I am looking for creating child processes for which I can control their order of processing.
Simple example:
Message 2
Message 1
End
#include <stdlib.h>
#include <stdio.h>
#include <sys/types.h>
#include <signal.h>
#include <unistd.h>
static int init = 0;
void setInitFinished(int sig)
{
if (sig == SIGUSR1)
init = 1;
}
int main()
{
signal(SIGUSR1, setInitFinished);
pid_t pid1, pid2;
int status1, status2;
// CHILD 1
if (!(pid1 = fork()))
{
while (!init); // Waiting all children to be initiated
// Once all children created, we wait for child 2 to print its message
int pidOfChild2 = getpid()+1; // I checked, the PID is correct
waitpid(pidOfChild2, &status1, 0);
printf("MESSAGE 2\n");
exit(0);
}
// CHILD 2
if (!(pid2 = fork()))
{
while (!init); // Waiting all children to be initiated
// No need to wait since it's the first message to be printed
printf("MESSAGE 1\n");
exit(0);
}
// PARENT
// All children have been created, tell it to all the children
kill(pid2,SIGUSR1);
kill(pid1,SIGUSR1);
// When every child has finished its work, continue parent process
waitpid(pid1, &status1, 0);
waitpid(pid2, &status2, 0);
printf("Parent end\n");
return 0;
}
You need to use actual inter-process communication to achieve this.

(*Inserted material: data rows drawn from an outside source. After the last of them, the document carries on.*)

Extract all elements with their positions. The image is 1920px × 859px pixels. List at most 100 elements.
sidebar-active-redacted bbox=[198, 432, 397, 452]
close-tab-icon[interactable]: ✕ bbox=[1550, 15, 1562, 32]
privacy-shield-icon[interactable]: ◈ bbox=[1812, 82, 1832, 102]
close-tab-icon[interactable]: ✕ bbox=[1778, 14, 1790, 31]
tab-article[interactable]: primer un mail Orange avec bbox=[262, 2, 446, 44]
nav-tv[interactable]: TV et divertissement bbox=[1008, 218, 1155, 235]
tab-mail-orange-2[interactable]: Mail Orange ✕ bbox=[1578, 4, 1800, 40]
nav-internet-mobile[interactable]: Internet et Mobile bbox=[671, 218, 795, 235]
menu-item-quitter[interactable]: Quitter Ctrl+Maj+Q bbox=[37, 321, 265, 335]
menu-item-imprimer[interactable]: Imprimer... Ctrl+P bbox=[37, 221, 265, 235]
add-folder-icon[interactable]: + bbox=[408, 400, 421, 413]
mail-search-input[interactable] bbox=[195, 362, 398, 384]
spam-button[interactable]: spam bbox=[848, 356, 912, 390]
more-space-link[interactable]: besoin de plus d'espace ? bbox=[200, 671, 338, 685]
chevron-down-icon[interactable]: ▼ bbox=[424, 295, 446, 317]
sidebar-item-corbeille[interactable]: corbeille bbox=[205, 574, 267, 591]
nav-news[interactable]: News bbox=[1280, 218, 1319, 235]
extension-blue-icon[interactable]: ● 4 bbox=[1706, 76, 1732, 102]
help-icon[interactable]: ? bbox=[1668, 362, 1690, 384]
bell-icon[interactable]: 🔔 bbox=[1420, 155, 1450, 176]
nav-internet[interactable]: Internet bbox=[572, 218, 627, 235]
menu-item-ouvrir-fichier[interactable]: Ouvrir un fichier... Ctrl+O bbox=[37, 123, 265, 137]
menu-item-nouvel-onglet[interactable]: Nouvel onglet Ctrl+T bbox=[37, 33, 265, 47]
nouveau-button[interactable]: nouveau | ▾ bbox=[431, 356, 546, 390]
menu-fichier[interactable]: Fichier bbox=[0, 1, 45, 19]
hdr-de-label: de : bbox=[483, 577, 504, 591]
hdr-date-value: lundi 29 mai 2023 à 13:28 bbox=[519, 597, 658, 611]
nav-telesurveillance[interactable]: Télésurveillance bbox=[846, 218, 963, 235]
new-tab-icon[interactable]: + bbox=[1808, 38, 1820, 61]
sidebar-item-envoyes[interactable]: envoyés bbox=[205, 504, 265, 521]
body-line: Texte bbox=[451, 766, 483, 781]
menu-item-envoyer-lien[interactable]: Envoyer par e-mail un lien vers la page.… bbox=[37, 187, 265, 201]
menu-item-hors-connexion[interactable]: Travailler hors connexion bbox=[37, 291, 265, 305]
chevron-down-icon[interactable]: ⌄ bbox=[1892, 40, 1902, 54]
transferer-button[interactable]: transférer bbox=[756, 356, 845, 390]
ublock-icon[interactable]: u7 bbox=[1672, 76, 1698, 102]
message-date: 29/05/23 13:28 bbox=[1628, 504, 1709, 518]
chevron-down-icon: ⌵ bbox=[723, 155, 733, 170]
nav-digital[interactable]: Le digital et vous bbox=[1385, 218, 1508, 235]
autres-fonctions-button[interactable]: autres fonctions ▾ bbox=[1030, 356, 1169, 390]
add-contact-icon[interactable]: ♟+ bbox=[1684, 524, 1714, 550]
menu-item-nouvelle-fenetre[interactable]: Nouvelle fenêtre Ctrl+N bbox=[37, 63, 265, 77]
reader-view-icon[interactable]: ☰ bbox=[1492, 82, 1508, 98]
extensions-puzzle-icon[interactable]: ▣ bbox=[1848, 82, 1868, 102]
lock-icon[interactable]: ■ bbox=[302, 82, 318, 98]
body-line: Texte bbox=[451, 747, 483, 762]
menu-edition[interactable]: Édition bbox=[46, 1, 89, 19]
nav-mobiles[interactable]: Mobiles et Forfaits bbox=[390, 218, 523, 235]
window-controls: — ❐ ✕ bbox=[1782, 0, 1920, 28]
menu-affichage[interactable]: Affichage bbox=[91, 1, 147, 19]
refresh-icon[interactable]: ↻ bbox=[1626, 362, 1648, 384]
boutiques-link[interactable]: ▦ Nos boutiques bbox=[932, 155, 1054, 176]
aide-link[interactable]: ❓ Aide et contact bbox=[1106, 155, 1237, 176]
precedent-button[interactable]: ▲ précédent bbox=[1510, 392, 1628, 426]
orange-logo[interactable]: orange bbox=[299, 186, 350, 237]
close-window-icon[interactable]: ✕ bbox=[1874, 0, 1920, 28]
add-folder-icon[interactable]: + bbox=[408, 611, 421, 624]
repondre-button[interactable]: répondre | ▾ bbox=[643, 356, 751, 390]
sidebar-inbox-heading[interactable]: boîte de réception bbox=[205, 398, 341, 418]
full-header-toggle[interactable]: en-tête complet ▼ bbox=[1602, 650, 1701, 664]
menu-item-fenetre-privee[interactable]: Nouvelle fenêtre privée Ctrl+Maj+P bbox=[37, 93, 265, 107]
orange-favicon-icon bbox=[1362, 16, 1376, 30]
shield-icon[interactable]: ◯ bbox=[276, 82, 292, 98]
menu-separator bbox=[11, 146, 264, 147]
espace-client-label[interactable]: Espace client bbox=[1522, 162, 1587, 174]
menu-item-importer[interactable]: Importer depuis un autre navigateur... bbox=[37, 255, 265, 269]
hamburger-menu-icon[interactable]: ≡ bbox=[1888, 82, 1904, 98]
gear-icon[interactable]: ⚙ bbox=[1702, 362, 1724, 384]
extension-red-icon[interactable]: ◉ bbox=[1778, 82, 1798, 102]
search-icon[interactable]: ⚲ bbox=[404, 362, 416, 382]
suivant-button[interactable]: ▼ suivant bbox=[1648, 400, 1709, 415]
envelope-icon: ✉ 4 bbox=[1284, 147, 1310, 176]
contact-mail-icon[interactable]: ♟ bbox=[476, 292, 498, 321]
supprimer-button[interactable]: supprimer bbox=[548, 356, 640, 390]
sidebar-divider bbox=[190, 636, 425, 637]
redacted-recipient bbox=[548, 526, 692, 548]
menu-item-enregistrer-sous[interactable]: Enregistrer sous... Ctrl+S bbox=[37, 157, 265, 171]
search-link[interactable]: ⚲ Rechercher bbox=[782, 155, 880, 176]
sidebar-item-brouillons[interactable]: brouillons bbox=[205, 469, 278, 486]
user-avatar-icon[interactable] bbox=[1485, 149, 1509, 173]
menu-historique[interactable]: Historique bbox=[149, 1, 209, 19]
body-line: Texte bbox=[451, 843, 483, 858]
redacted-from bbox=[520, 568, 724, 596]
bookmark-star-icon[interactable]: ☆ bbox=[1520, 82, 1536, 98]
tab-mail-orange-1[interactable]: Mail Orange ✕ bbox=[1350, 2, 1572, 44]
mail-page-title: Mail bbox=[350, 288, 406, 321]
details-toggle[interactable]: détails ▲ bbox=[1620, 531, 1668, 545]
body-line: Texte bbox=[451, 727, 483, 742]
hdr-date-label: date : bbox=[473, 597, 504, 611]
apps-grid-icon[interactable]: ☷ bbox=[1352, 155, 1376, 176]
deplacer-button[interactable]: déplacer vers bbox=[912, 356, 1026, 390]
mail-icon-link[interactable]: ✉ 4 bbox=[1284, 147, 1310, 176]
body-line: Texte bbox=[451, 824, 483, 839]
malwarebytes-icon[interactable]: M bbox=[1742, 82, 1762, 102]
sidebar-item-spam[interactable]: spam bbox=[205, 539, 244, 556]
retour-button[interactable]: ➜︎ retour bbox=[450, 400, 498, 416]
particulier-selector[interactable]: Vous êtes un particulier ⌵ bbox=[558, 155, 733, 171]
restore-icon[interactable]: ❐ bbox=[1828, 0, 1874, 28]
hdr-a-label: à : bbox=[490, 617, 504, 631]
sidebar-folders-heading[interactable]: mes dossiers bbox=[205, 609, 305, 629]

You seem to think that the waitpid()
function has something to do with waiting for a process to print output, but that's not at all what it does.
Create a semaphore in the parent, pass it to both children, and have one child wait on the semaphore before printing and the other one messaging the semaphore after it's done printing.